« Moi, je savais pas qu’on allait partir pis j’ai pas pu prendre des affaires! » L’expérience des enfants et des adolescents en maison d’hébergement pour femmes victimes de violence.

Année : 2023

Thème : Recherche : orientée vers la pratique, action, évaluative...

Type : Recherche : orientée vers la pratique, action, évaluative...

Auteur(s) :

THIBAULT Jacqueline (CANADA) – jthib022@uottawa.ca – Etudiant
MOLGAT MARC (Canada) – marc.molgat@uottawa.ca

Résumé :

La pandémie de Covid-19 a exacerbé la vulnérabilité des femmes et des enfants vivant dans un contexte de violence conjugale (Peterman et al., 2020; van Gelder et al., 2020). Le Québec a ainsi assisté à une vague d’homicides en contexte de violence conjugale (Fernet et Dion, 2021; Lacroix-Couture, 2021) et à une augmentation des signalements aux services de protection de la jeunesse (Gagné, 2021). Cette situation sans précédent a forcé les ressources d’aide et d’hébergement pour femmes et enfants victimes de violence conjugale à repenser leur offre de services, leurs politiques et leurs pratiques d’intervention (Lapierre et al., 2022). Certains changements perdureront bien au-delà de la pandémie (Cortis et al., 2021).
Bien que l’importance de consulter les usagers avant de changer les services, les politiques et les pratiques d’intervention soit reconnue, les enfants sont souvent ignorés dans ces processus (Lloyd-Smith et Tarr, 2002; Swauger et al., 2017), particulièrement dans des contextes d’urgence comme celui créé par la pandémie. Considérant le maintien des changements sur le long terme au sortir de la pandémie, il semble d’autant plus important de tenir compte de leur expérience et de leur point de vue pour la suite des choses.

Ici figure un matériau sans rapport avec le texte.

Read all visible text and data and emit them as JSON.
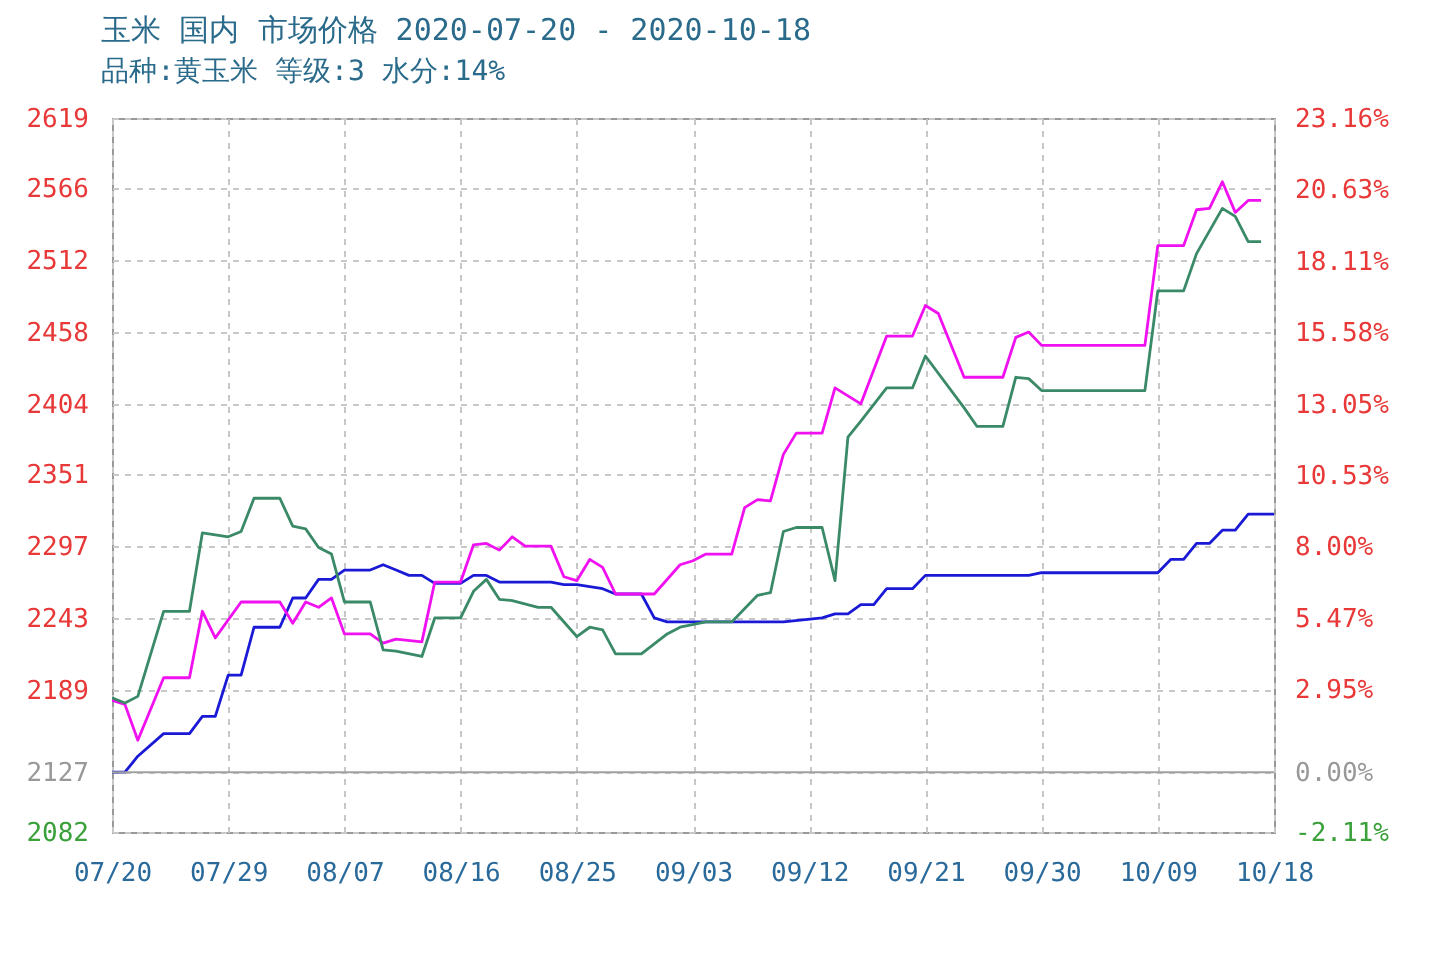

Cette communication porte sur les résultats d’une étude visant à décrire et comprendre les expériences des enfants et des adolescents en maison d’hébergement pour femmes victimes de violence au Québec et en Ontario francophone. L’étude est basée sur 25 entrevues individuelles semi-dirigées qui ont été réalisées auprès de 16 filles et de 9 garçons âgés de 7 à 18 ans, qui ont vécu un séjour dans une maison d’hébergement pour femmes victimes de violence. Le cadre théorique privilégié est celui de la nouvelle sociologie de l’enfance qui invite à considérer globalement les enfants comme des acteurs sociaux et à les voir au plan de la recherche comme des sujets et non des objets d’étude, auprès desquels il faut s’enquérir pour mieux saisir les subtilités de leur vécu et de leurs points de vue (Christensen et Prout, 2005).

Les résultats de l’étude montrent l’importance et la pertinence de s’attarder aux voix des enfants et des adolescents exposés à la violence conjugale. Tout d’abord, les résultats mettent en évidence le caractère essentiel du séjour en maison d’hébergement, qui peut être vu comme une forme d’intervention en soi. Le fait de vivre en sécurité dans un milieu stable et exempt de violence, tout en participant à de l’intervention par le jeu, permet aux enfants et aux adolescents d’exprimer leurs émotions et leurs inquiétudes. Cependant, ce passage en maison d’hébergement oblige les enfants et les adolescents à faire de nombreux sacrifices, sur le plan de leurs amitiés et de leur fréquentation scolaire.

Les participants ont identifié de nombreux éléments positifs en lien avec leur séjour, incluant la prise de conscience qu’ils partagent un vécu commun avec les autres jeunes hébergés, la possibilité d’être écoutés et supportés par les intervenantes et la possibilité de participer à des activités spéciales. En revanche, la présence de nombreuses règles constitue un irritant majeur pour les enfants et les adolescents. Toutefois, les participants font preuve de discernement dans leur critique des règles, qu’ils ne rejettent pas toutes d’emblée; celles qui ne font pas de sens pour eux sont remises en question, comme l’interdiction de collations à certains moments, l’interdiction de recevoir des amis ou l’obligation d’aller se coucher à des heures qu’ils jugent trop tôt. Finalement, cette recherche appelle à une plus grande réflexion au niveau des sacrifices exigés des enfants, ainsi que de leurs mères : en tant que victimes dans ces situations, quelles politiques et quelles actions seraient à mettre en œuvre pour que leurs marges de liberté ne soient pas davantage entamées lors de leur séjour en maison d’hébergement?